Je connais plusieurs pays où on aurait poursuivi ces imams pour incitation au parjure. Ce que le Président de la République a dit et répété sur cette question me suffit.
Une étude commanditée par les Nations Unies, avec le concours de la Ligue Arabe et de l’Université Oxford classe la Mauritanie parmi le peloton de tête des pays arabes où sévit une pauvreté extrême, avec 89% de la population. Quel commentaire vous inspire ce classement ?
C’est un paradoxe : Voici un pays très faiblement peuplé, mais qui a un énorme potentiel. On pourrait même dire de notre pays qu’il constitue « un scandale géologique ! » Ne parlons pas de nos côtes réputées être parmi les plus poissonneuses au monde, de notre patrimoine foncier et de notre excédent en bétail sur pied !
Incontestablement, si la Mauritanie est potentiellement riche, les mauritaniens sont pauvres, du moins dans leur majorité écrasante. Pourquoi ? A mon sens, trois facteurs majeurs expliquent ce phénomène : premièrement, une carence notoire en ressources humaines que traduit un échec cuisant de notre système éducatif. 45% des élèves qui entrent à l’école primaire n’atteignent pas le CM2. Dans les autres ordres d’enseignement, les problèmes d’orientation, de choix linguistiques et d’outils pédagogiques se superposent aux dures conditions des enseignants, par ailleurs, insuffisants en nombre et en qualité, pour créer une situation à terme explosive, mais en tout cas, inadaptée aux besoins de nos systèmes de production. Dans ces conditions, obtenir le BAC relève de l’exploit, mais sans aucune garantie, ni sur la valeur du diplôme, ni sur son débouché.

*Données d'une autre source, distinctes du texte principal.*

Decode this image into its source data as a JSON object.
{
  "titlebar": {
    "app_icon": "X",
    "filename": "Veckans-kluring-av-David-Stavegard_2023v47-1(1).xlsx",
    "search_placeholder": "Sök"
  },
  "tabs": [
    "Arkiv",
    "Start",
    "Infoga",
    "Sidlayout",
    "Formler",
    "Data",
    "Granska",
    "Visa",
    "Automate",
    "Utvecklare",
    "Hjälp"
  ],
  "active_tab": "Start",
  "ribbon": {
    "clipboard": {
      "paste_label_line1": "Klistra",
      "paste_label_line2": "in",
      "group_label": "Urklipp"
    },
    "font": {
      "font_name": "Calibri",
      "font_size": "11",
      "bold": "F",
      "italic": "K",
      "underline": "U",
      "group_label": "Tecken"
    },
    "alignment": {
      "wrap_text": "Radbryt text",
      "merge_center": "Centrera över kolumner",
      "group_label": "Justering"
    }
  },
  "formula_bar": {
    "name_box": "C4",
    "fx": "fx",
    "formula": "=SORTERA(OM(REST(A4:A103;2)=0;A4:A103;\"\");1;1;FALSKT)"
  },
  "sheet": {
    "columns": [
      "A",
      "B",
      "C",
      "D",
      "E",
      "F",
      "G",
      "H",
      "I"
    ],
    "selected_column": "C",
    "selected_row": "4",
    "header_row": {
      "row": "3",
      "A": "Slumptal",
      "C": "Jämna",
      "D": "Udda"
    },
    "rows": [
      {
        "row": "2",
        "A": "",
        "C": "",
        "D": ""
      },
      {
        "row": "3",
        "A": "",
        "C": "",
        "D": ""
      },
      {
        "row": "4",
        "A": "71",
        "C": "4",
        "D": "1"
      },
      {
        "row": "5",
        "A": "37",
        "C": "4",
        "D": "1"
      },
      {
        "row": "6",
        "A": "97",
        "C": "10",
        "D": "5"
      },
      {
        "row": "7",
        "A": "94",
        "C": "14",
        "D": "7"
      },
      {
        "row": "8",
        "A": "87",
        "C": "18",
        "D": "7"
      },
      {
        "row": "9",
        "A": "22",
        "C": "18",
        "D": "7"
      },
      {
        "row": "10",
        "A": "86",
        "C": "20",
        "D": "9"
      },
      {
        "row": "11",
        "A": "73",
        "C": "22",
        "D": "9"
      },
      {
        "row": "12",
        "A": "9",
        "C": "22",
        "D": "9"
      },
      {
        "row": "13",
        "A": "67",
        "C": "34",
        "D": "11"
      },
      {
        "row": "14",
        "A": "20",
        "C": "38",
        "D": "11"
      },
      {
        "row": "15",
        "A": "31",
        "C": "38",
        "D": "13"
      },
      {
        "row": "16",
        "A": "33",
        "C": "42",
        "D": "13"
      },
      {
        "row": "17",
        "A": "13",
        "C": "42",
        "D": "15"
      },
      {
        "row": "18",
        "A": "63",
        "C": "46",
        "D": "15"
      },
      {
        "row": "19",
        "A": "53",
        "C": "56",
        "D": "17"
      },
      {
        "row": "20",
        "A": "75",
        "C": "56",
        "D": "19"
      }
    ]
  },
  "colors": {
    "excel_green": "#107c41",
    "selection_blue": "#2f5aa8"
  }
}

Toutes les études de pauvreté menées par les Institutions de développement, indiquent clairement qu’entre la pauvreté et l’éducation, le lien est direct. Le facteur ressources humaines est un élément clé du développement.

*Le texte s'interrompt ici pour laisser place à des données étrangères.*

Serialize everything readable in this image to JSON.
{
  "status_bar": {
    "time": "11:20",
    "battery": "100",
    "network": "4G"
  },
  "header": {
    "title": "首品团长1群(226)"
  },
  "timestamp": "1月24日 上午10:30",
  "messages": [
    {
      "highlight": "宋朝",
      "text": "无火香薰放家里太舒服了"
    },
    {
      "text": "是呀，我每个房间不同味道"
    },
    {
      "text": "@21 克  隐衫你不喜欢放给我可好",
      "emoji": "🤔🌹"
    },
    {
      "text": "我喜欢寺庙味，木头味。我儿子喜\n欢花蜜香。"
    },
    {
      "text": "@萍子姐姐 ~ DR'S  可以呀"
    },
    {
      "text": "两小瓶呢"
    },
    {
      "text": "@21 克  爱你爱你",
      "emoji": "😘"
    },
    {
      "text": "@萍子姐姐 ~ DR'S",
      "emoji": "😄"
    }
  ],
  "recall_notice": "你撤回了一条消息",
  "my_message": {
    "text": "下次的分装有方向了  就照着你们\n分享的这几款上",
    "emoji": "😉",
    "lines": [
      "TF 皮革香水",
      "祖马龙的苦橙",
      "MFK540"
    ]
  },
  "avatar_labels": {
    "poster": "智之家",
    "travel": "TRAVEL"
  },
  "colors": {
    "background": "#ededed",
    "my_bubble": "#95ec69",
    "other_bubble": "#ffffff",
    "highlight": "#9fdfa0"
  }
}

Deuxièmement, les capacités redistributives de notre économie sont extrêmement faibles. Cette situation est aggravée par la faible croissance enregistrée durant ces dix dernières années, en moyenne 3,6%. Or, les experts de la pauvreté savent qu’il faut, globalement en Afrique, un taux de croissance atteignant 6% pour espérer faire reculer la pauvreté d’un point. On est loin du compte !

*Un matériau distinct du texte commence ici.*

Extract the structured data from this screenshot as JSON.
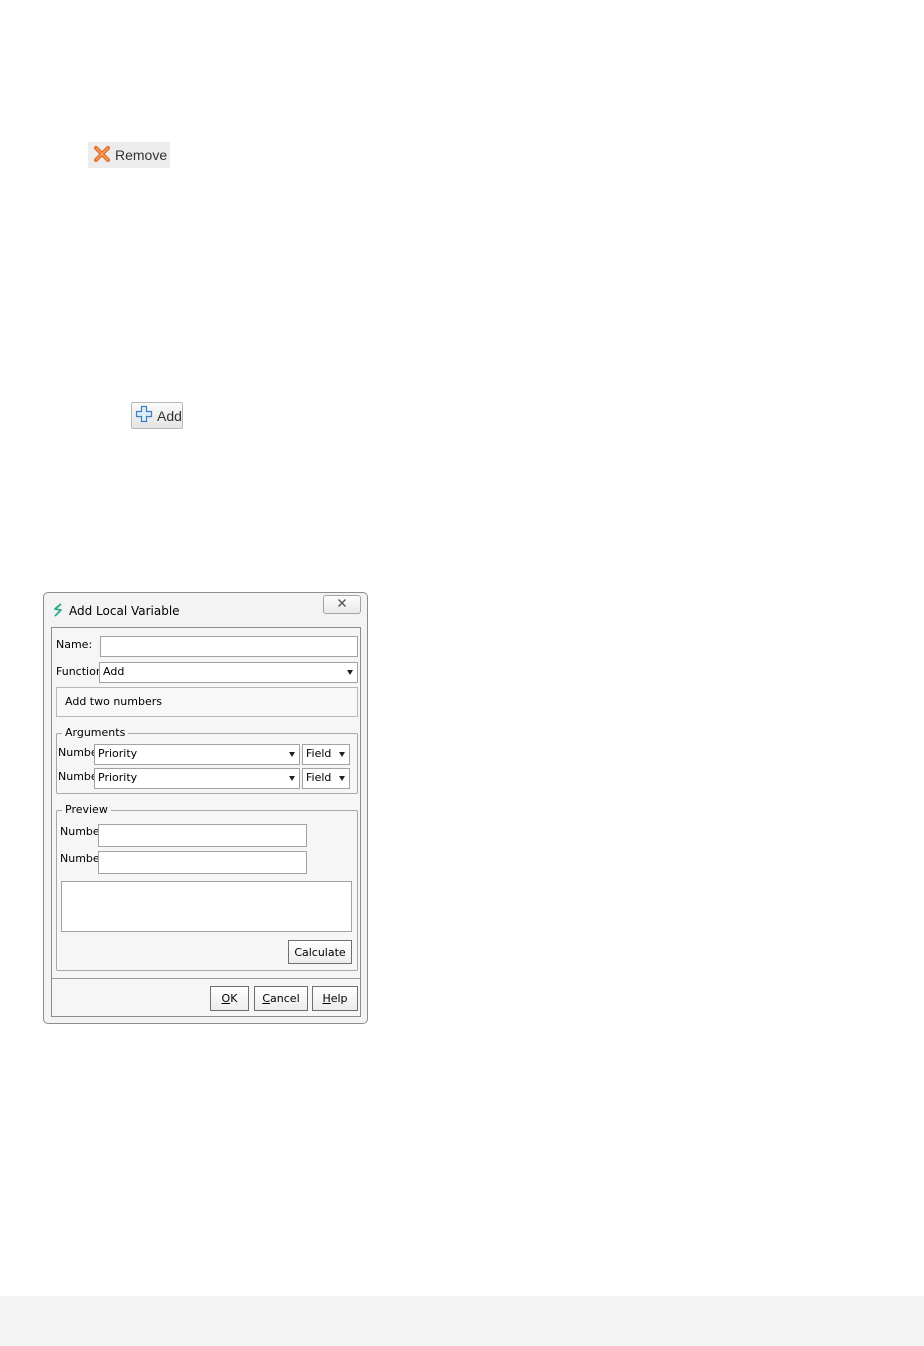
{
  "toolbar": {
    "remove_label": "Remove",
    "add_label": "Add"
  },
  "dialog": {
    "title": "Add Local Variable",
    "name_label": "Name:",
    "name_value": "",
    "function_label": "Function:",
    "function_value": "Add",
    "description": "Add two numbers",
    "arguments": {
      "title": "Arguments",
      "rows": [
        {
          "label": "Number",
          "value": "Priority",
          "type": "Field"
        },
        {
          "label": "Number",
          "value": "Priority",
          "type": "Field"
        }
      ]
    },
    "preview": {
      "title": "Preview",
      "rows": [
        {
          "label": "Number",
          "value": ""
        },
        {
          "label": "Number",
          "value": ""
        }
      ],
      "result": "",
      "calculate_label": "Calculate"
    },
    "buttons": {
      "ok_mnemonic": "O",
      "ok_rest": "K",
      "cancel_mnemonic": "C",
      "cancel_rest": "ancel",
      "help_mnemonic": "H",
      "help_rest": "elp"
    }
  },
  "colors": {
    "remove_icon": "#e2641e",
    "add_icon": "#3b7fc4",
    "app_icon": "#2aa88a"
  }
}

Outre le fait que nous avons une économie extravertie, depuis les privatisations nées des politiques d’ajustement structurel, durant les années 80, et les compromissions entre les tenants du pouvoir d’Etat et les « heureux bénéficiaires » de l’appareil productif de l’Etat (Banques, Assurances, Transport, Sociétés de Pêche, etc.), la base de l’employeur n°1 (l’Etat) s’est considérablement rétrécie, conduisant à une tribalisation de l’économie mauritanienne. On ne le dira jamais assez, c’est de là que réside le péché originel dans cette lente descente aux enfers : surconcentration des richesses entre quelques mains seulement, appauvrissement des classes moyennes en voie de constitution ; et donc, accroissement de l’ampleur et de la sévérité de la pauvreté. Par conséquent, les conclusions de cette étude ne surprennent que les néophytes.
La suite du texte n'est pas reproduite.